The “narrator”, the “constantly-speaking protagonist” almost seems to be a Freudian creation. This fits the Modernist idea which had put the person at the forefront, and is especially fitting for the Psychological turn of the 20th century, which puts our perspective as self-reflecting individuals as all-important. Everything written here is also very true for fan-fiction, in my experience, and can be seen in many books, such as in Naomi Novek’s Temeraire series, where I wasn’t at all surprised to find out she had begun her career as a fan-fiction author.
A very stark difference from authors such as Roger Zelazny and even Glen Cook, where most of what we see are how the world operates, with very sparse descriptions. Actions and words carry the day, and thoughts are true monologues and plans, rather than commentary on actions and words that had just been spoken. The Wheel of Time series by Robert Jordan seems to encompass everything written in this piece, as it has an endless array of florid descriptions coupled with characters who wrly remark about every single interaction, which gets a bit droll after the first 6,000 pages (not an exaggeration).
In a sense, it feels as if LN adaptations are like movie adaptations of books, or of complete series – they sort of assume you’ve already consumed the original material and will fill in the gaps, and often fail otherwise.

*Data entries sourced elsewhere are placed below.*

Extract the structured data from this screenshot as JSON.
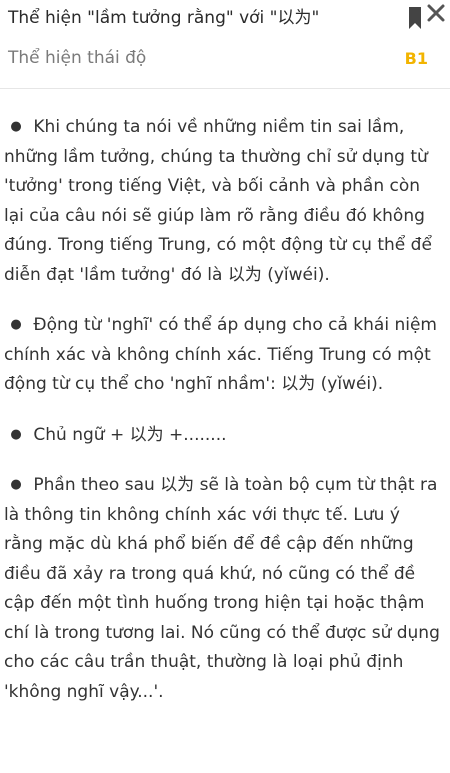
{
  "header": {
    "title": "Thể hiện \"lầm tưởng rằng\" với \"以为\"",
    "subtitle": "Thể hiện thái độ",
    "level": "B1",
    "bookmark_icon": "bookmark-icon",
    "close_icon": "close-icon",
    "accent_color": "#f2b400"
  },
  "content": {
    "bullet": "●",
    "paragraphs": [
      "Khi chúng ta nói về những niềm tin sai lầm, những lầm tưởng, chúng ta thường chỉ sử dụng từ 'tưởng' trong tiếng Việt, và bối cảnh và phần còn lại của câu nói sẽ giúp làm rõ rằng điều đó không đúng. Trong tiếng Trung, có một động từ cụ thể để diễn đạt 'lầm tưởng' đó là 以为 (yǐwéi).",
      "Động từ 'nghĩ' có thể áp dụng cho cả khái niệm chính xác và không chính xác. Tiếng Trung có một động từ cụ thể cho 'nghĩ nhầm': 以为 (yǐwéi).",
      "Chủ ngữ + 以为 +........",
      "Phần theo sau 以为 sẽ là toàn bộ cụm từ thật ra là thông tin không chính xác với thực tế. Lưu ý rằng mặc dù khá phổ biến để đề cập đến những điều đã xảy ra trong quá khứ, nó cũng có thể đề cập đến một tình huống trong hiện tại hoặc thậm chí là trong tương lai. Nó cũng có thể được sử dụng cho các câu trần thuật, thường là loại phủ định 'không nghĩ vậy...'."
    ]
  }
}
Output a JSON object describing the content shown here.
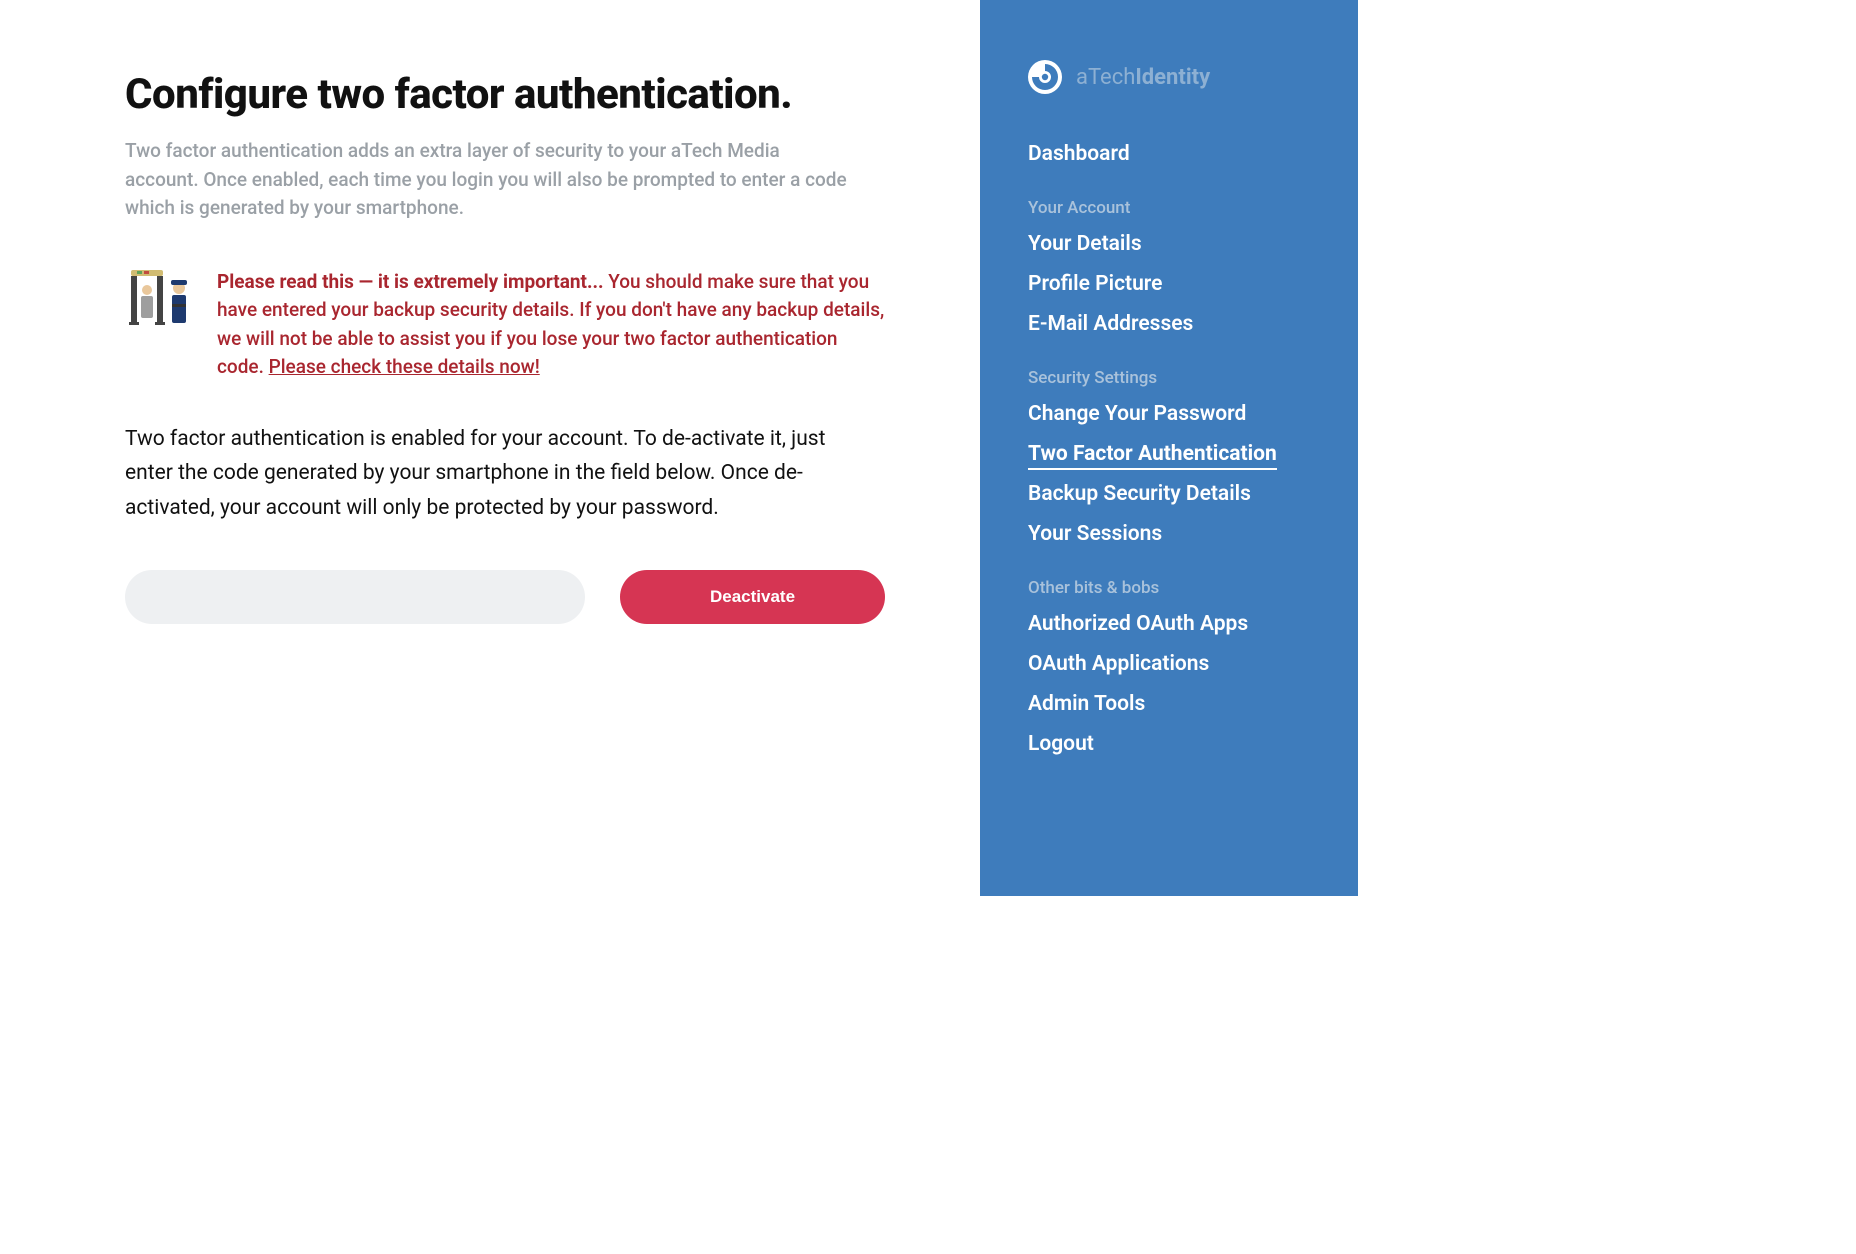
{
  "main": {
    "title": "Configure two factor authentication.",
    "subtitle": "Two factor authentication adds an extra layer of security to your aTech Media account. Once enabled, each time you login you will also be prompted to enter a code which is generated by your smartphone.",
    "warning": {
      "strong": "Please read this — it is extremely important...",
      "body": " You should make sure that you have entered your backup security details. If you don't have any backup details, we will not be able to assist you if you lose your two factor authentication code. ",
      "link": "Please check these details now!"
    },
    "body_text": "Two factor authentication is enabled for your account. To de-activate it, just enter the code generated by your smartphone in the field below. Once de-activated, your account will only be protected by your password.",
    "deactivate_button": "Deactivate",
    "code_placeholder": ""
  },
  "sidebar": {
    "brand_prefix": "aTech",
    "brand_suffix": "Identity",
    "dashboard": "Dashboard",
    "sections": [
      {
        "title": "Your Account",
        "items": [
          "Your Details",
          "Profile Picture",
          "E-Mail Addresses"
        ]
      },
      {
        "title": "Security Settings",
        "items": [
          "Change Your Password",
          "Two Factor Authentication",
          "Backup Security Details",
          "Your Sessions"
        ]
      },
      {
        "title": "Other bits & bobs",
        "items": [
          "Authorized OAuth Apps",
          "OAuth Applications",
          "Admin Tools",
          "Logout"
        ]
      }
    ]
  }
}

This is definitely a risk of adaptation, and is more noticeable due to the original material being badly written, both in the sentence-style, and in how characters and situations are constructed. But, there’s a silver-lining! I’ve never really liked reading The Lord of the Rings, too much dross, too many descriptions, and it was just not my style. The movie cut out all the descriptions and kept the actual plot, words, and interactions.
Likewise for LN adaptations, it’s true that you lose on the protagonist’s character, but it’s not like there’s much there in the first place, and you get to avoid gems such as (from the fan-translation of Mahouka Koukou no Rettousei, to be adapted in the upcoming Spring season):
“With a sound, the normally straight pleat dress made from ultra thin fabric was massively raised, revealing a pair of tights that outlined delicious curves along with the leather holder along one thigh.”
Mahouka pls >.> I do plan to write about some specific LN series in the past, and I actually like some of them fine, but I get something different out of them than good writing/characterization, and I’ll address that. And of course, as LNs are a medium, you can find good LNs as well :P
So, how do you feel about Light-Novels, as books? Do you notice the so-called “Light-novel style?” What do you think of the issue I’ve raised when it comes to adaptations?